Eine große Studie an etwa 350 000 Schülern in Holland hat gezeigt, dass trotz sehr gutem Stand der Digitalisierung der Schulen dort und der seit Jahren bestehenden entsprechenden Erfahrungen die Schüler fast nichts gelernt haben. Das Argument, bei uns klappt es nur deshalb nicht, weil wir technisch oder fachlich noch nicht weit genug bei der Digitalisierung sind, trifft für die Niederlande nicht zu, schreiben die Autoren der Untersuchung. Mich persönlich wundert das Ergebnis nicht.
Befürchten Sie soziale Folgen der Schulschließungen?

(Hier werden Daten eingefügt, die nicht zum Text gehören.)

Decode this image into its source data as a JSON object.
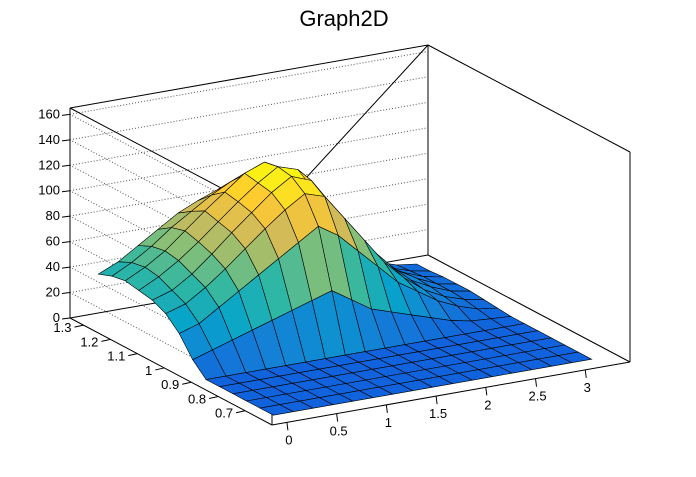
{
  "chart_data": {
    "type": "surface",
    "title": "Graph2D",
    "xlabel": "",
    "ylabel": "",
    "zlabel": "",
    "xlim": [
      -0.15,
      3.45
    ],
    "ylim": [
      0.6,
      1.35
    ],
    "zlim": [
      0,
      165
    ],
    "x_ticks": [
      "0",
      "0.5",
      "1",
      "1.5",
      "2",
      "2.5",
      "3"
    ],
    "x_tick_values": [
      0,
      0.5,
      1,
      1.5,
      2,
      2.5,
      3
    ],
    "y_ticks": [
      "0.7",
      "0.8",
      "0.9",
      "1",
      "1.1",
      "1.2",
      "1.3"
    ],
    "y_tick_values": [
      0.7,
      0.8,
      0.9,
      1.0,
      1.1,
      1.2,
      1.3
    ],
    "z_ticks": [
      "0",
      "20",
      "40",
      "60",
      "80",
      "100",
      "120",
      "140",
      "160"
    ],
    "z_tick_values": [
      0,
      20,
      40,
      60,
      80,
      100,
      120,
      140,
      160
    ],
    "grid": true,
    "palette": [
      "#352a87",
      "#0f5cdd",
      "#1481d6",
      "#06a4ca",
      "#2eb7a4",
      "#87bf77",
      "#d1bb59",
      "#fec832",
      "#f9fb0e"
    ],
    "surface_x": [
      0,
      0.2,
      0.4,
      0.6,
      0.8,
      1.0,
      1.2,
      1.4,
      1.6,
      1.8,
      2.0,
      2.2,
      2.4,
      2.6,
      2.8,
      3.0,
      3.2
    ],
    "surface_y": [
      0.65,
      0.7,
      0.75,
      0.8,
      0.85,
      0.9,
      0.95,
      1.0,
      1.05,
      1.1,
      1.15,
      1.2,
      1.25,
      1.3
    ],
    "surface_z": [
      [
        0,
        0,
        0,
        0,
        0,
        0,
        0,
        0,
        0,
        0,
        0,
        0,
        0,
        0,
        0,
        0,
        0
      ],
      [
        0,
        0,
        0,
        0,
        0,
        0,
        0,
        0,
        0,
        0,
        0,
        0,
        0,
        0,
        0,
        0,
        0
      ],
      [
        0,
        0,
        0,
        0,
        0,
        0,
        0,
        0,
        0,
        0,
        0,
        0,
        0,
        0,
        0,
        0,
        0
      ],
      [
        0,
        0,
        0,
        0,
        0,
        0,
        0,
        0,
        0,
        0,
        0,
        0,
        0,
        0,
        0,
        0,
        0
      ],
      [
        0,
        0,
        0,
        0,
        0,
        0,
        0,
        0,
        0,
        0,
        0,
        0,
        0,
        0,
        0,
        0,
        0
      ],
      [
        0,
        0,
        0,
        0,
        0,
        0,
        0,
        0,
        0,
        0,
        0,
        0,
        0,
        0,
        0,
        0,
        0
      ],
      [
        10,
        15,
        20,
        25,
        30,
        35,
        40,
        45,
        35,
        25,
        20,
        15,
        10,
        5,
        2,
        1,
        0
      ],
      [
        25,
        30,
        40,
        50,
        60,
        70,
        80,
        90,
        80,
        65,
        50,
        35,
        25,
        15,
        8,
        3,
        1
      ],
      [
        35,
        40,
        50,
        62,
        75,
        88,
        100,
        110,
        105,
        85,
        65,
        45,
        30,
        18,
        10,
        5,
        2
      ],
      [
        40,
        45,
        55,
        68,
        82,
        95,
        108,
        118,
        112,
        90,
        70,
        50,
        34,
        20,
        12,
        6,
        3
      ],
      [
        42,
        50,
        60,
        72,
        85,
        98,
        110,
        120,
        115,
        92,
        72,
        52,
        36,
        22,
        13,
        6,
        3
      ],
      [
        44,
        52,
        62,
        75,
        88,
        100,
        112,
        118,
        110,
        88,
        68,
        50,
        34,
        20,
        12,
        6,
        3
      ],
      [
        42,
        50,
        60,
        72,
        82,
        92,
        100,
        105,
        98,
        80,
        62,
        45,
        30,
        18,
        10,
        5,
        2
      ],
      [
        38,
        45,
        55,
        65,
        75,
        82,
        88,
        90,
        85,
        70,
        55,
        40,
        28,
        16,
        9,
        4,
        2
      ]
    ]
  }
}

Schließlich wird es Schüler geben, die mithilfe der Eltern den Schulstoff trotz allem bewältigen und andere nicht.
Ja, das wird so sein. Und genau das ist ja auch das Problem: Schüler aus eher schwierigen Verhältnissen werden weniger Unterstützung haben und daher wird der Unterschied zwischen den guten und den schwächeren Schülern größer.
Nicht nur das Lernen läuft über Bildschirme, sondern auch die Begegnungen von Schülern mit Lehrern und Mitschülern. Ist es nicht ein Segen, dass wenigstens das möglich ist?
Erstens läuft das Lernen nicht gut bis gar nicht über Computer, und zweitens sind medial vermittelte soziale Kontakte nicht das Gleiche wie gemeinschaftliche Unmittelbarkeit im direkten Kontakt. „Medium“bedeutet „das Vermittelnde“, das heißt, es meint die Abwesenheit von Unmittelbarkeit. Selbstverständlich lässt sich immer eine Geschichte konstruieren, in der Kontakte über Computer etwas Positives hatten. Coca Cola ist ja auch lebensrettend, wenn man auf einer einsamen Insel gerade verdurstet und eine Kiste voller Limonade angeschwemmt wird. Das bedeutet aber keineswegs, das Coca Cola gesund ist oder gar gesünder als Wasser.
Es mangelt nicht an Versuchen, den Kindern und Jugendlichen wenigstens die Angst vor Misserfolgen zu nehmen.Je nach Bundesland werden Sitzenbleiben ausgesetzt, Prüfungen vereinfacht oder Klassenarbeiten freundlich bewertet. Sind das gute Ideen?
Junge Menschen erfahren durch Corona schon genug Einsamkeit, Kontrollverlust und Hilflosigkeit. All dies macht nachweislich Stress und der schadet dem Lernen und zugleich sogar dem Immunsystem, das man gegen Viren wie Corona braucht. Es folgt, dass wir zusätzliche Belastungen unbedingt vermeiden sollten.
Was halten Sie davon, Ferien zu streichen beziehungsweise zu verkürzen oder ein ganzes Schuljahr von allen nachholen zu lassen?
Man wird sicherlich darüber nachdenken müssen, wie man versäumte Schulzeit nachholen kann. Aber das wird nicht einfach sein.
Im Streit um Schulschließungen haben sich die Befürworter durchgesetzt. Heißt das, Schule und Lernen haben doch nicht die Priorität, die proklamiert wird?
Ich fürchte ja. Zehn Wochen Schulschließung, wie wir sie im letzten Frühjahr schon hatten und jetzt noch einmal haben, hinterlassen nahezu lebenslang Spuren in den Biografien der betroffenen Menschen: weniger Bildung, Lebenszeitverdienst und größere Wahrscheinlichkeit von psychischen Problemen oder gar Erkrankungen. Das ist recht gut erforscht. Wir wissen, dass es diese Schäden tatsächlich gibt. Aus meiner Sicht wäre ein reduzierter Unterricht – zum Beispiel in kleinen Gruppen, zwei bis drei Mal für zwei Stunden jede Woche – weniger schädlich gewesen und hätte nach allem, was wir wissen, das Infektionsgeschehen nicht wesentlich verändert. Zumal auch kleine Kinder Masken tragen können, wie uns in Asien vorgemacht wird.